Un peritaje contable de la Justicia detectó inconsistencias entre los ingresos declarados por Martín Insaurralde y los gastos registrados durante varios años, en el marco de la investigación por presunto enriquecimiento ilícito que involucra al ex intendente de Lomas de Zamora.
El informe elaborado por el Cuerpo de Peritos Contadores advirtió diferencias entre el patrimonio informado, los movimientos financieros y el nivel de consumo asociado a Insaurralde y su ex pareja Jésica Cirio. Según el análisis, una parte importante de las erogaciones no tendría documentación suficiente que permita justificar su origen.
La investigación judicial surgió luego de que tomara estado público el denominado “yategate”, tras la difusión de imágenes de Insaurralde junto a Sofía Clerici durante un viaje a Marbella. Ese episodio abrió una causa que ahora incorpora nuevos elementos vinculados a la situación económica del ex funcionario.
Entre los gastos observados aparecen viajes internacionales, propiedades, vehículos, consumos de alto valor y otros desembolsos realizados durante la relación entre Insaurralde y Cirio. Los peritos señalaron que en algunos períodos analizados los gastos superaron ampliamente los ingresos registrados oficialmente.
El informe también puso bajo revisión distintos años en los que se habrían producido desbalances entre los recursos declarados y el nivel de gastos, incluyendo períodos correspondientes a 2014, 2017, 2018, 2019 y 2023.
Uno de los puntos que analiza la Justicia está relacionado con los viajes realizados por Insaurralde durante su etapa como funcionario público. En total, se registraron 76 vuelos internacionales, un dato que forma parte del análisis sobre su evolución patrimonial y sus movimientos económicos.

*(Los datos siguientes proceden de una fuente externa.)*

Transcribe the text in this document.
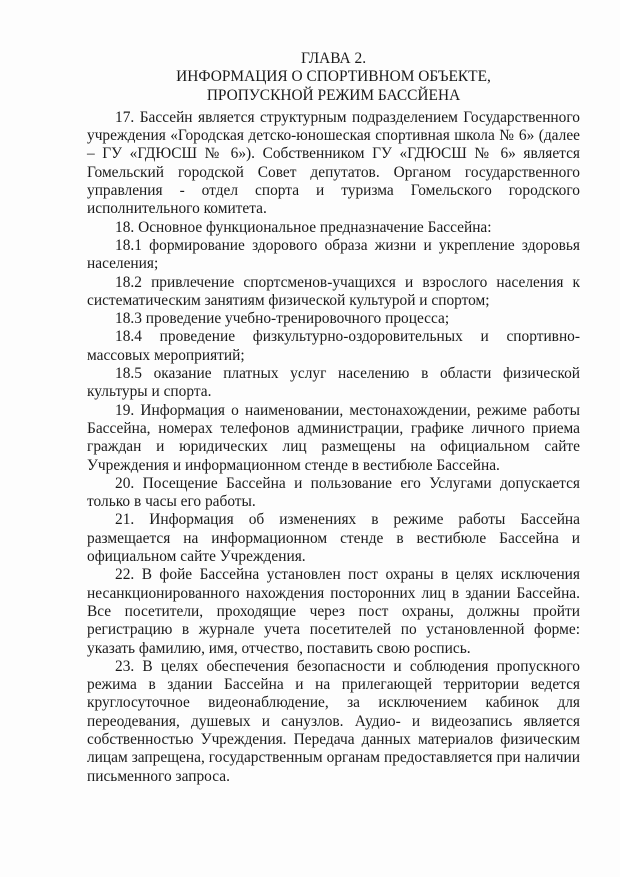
ГЛАВА 2.

ИНФОРМАЦИЯ О СПОРТИВНОМ ОБЪЕКТЕ,

ПРОПУСКНОЙ РЕЖИМ БАССЙЕНА

17. Бассейн является структурным подразделением Государственного учреждения «Городская детско-юношеская спортивная школа № 6» (далее – ГУ «ГДЮСШ № 6»). Собственником ГУ «ГДЮСШ № 6» является Гомельский городской Совет депутатов. Органом государственного управления - отдел спорта и туризма Гомельского городского исполнительного комитета.

18. Основное функциональное предназначение Бассейна:

18.1 формирование здорового образа жизни и укрепление здоровья населения;

18.2 привлечение спортсменов-учащихся и взрослого населения к систематическим занятиям физической культурой и спортом;

18.3 проведение учебно-тренировочного процесса;

18.4 проведение физкультурно-оздоровительных и спортивно-массовых мероприятий;

18.5 оказание платных услуг населению в области физической культуры и спорта.

19. Информация о наименовании, местонахождении, режиме работы Бассейна, номерах телефонов администрации, графике личного приема граждан и юридических лиц размещены на официальном сайте Учреждения и информационном стенде в вестибюле Бассейна.

20. Посещение Бассейна и пользование его Услугами допускается только в часы его работы.

21. Информация об изменениях в режиме работы Бассейна размещается на информационном стенде в вестибюле Бассейна и официальном сайте Учреждения.

22. В фойе Бассейна установлен пост охраны в целях исключения несанкционированного нахождения посторонних лиц в здании Бассейна. Все посетители, проходящие через пост охраны, должны пройти регистрацию в журнале учета посетителей по установленной форме: указать фамилию, имя, отчество, поставить свою роспись.

23. В целях обеспечения безопасности и соблюдения пропускного режима в здании Бассейна и на прилегающей территории ведется круглосуточное видеонаблюдение, за исключением кабинок для переодевания, душевых и санузлов. Аудио- и видеозапись является собственностью Учреждения. Передача данных материалов физическим лицам запрещена, государственным органам предоставляется при наличии письменного запроса.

Además del viaje a Marbella, los investigadores revisaron gastos vinculados a alojamientos exclusivos, restaurantes, compras y otros consumos de elevado valor que, según la pericia, no contarían con respaldo documental completo.

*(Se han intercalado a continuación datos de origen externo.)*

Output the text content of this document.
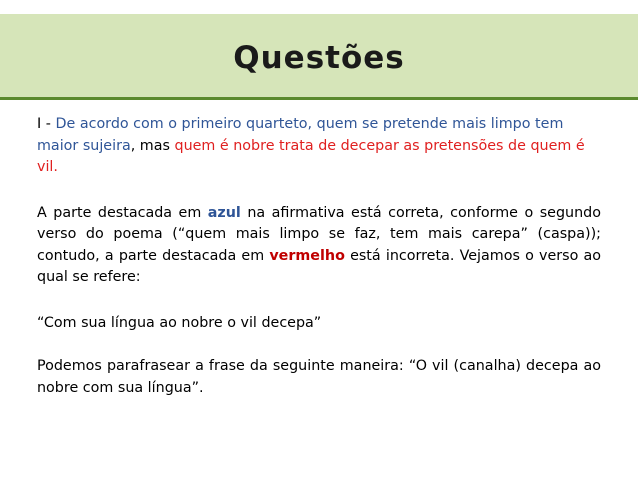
Questões

I - De acordo com o primeiro quarteto, quem se pretende mais limpo tem maior sujeira, mas quem é nobre trata de decepar as pretensões de quem é vil.

A parte destacada em azul na afirmativa está correta, conforme o segundo verso do poema (“quem mais limpo se faz, tem mais carepa” (caspa)); contudo, a parte destacada em vermelho está incorreta. Vejamos o verso ao qual se refere:

“Com sua língua ao nobre o vil decepa”

Podemos parafrasear a frase da seguinte maneira: “O vil (canalha) decepa ao nobre com sua língua”.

Los especialistas también detectaron diferencias entre declaraciones fiscales, movimientos bancarios y registros patrimoniales. Estas observaciones podrían derivar en nuevas medidas judiciales para determinar si existieron fondos cuyo origen no fue informado.
El peritaje no determina por sí mismo la existencia de un delito, ya que esa evaluación corresponde al juez a cargo de la causa. Sin embargo, los resultados incorporados al expediente plantean interrogantes sobre la relación entre los ingresos declarados y el patrimonio acumulado.
La investigación continuará con el análisis de la documentación reunida y las posibles explicaciones sobre los movimientos económicos detectados. El caso mantiene bajo la lupa la situación patrimonial del ex funcionario y el origen de los fondos utilizados para sostener determinados gastos.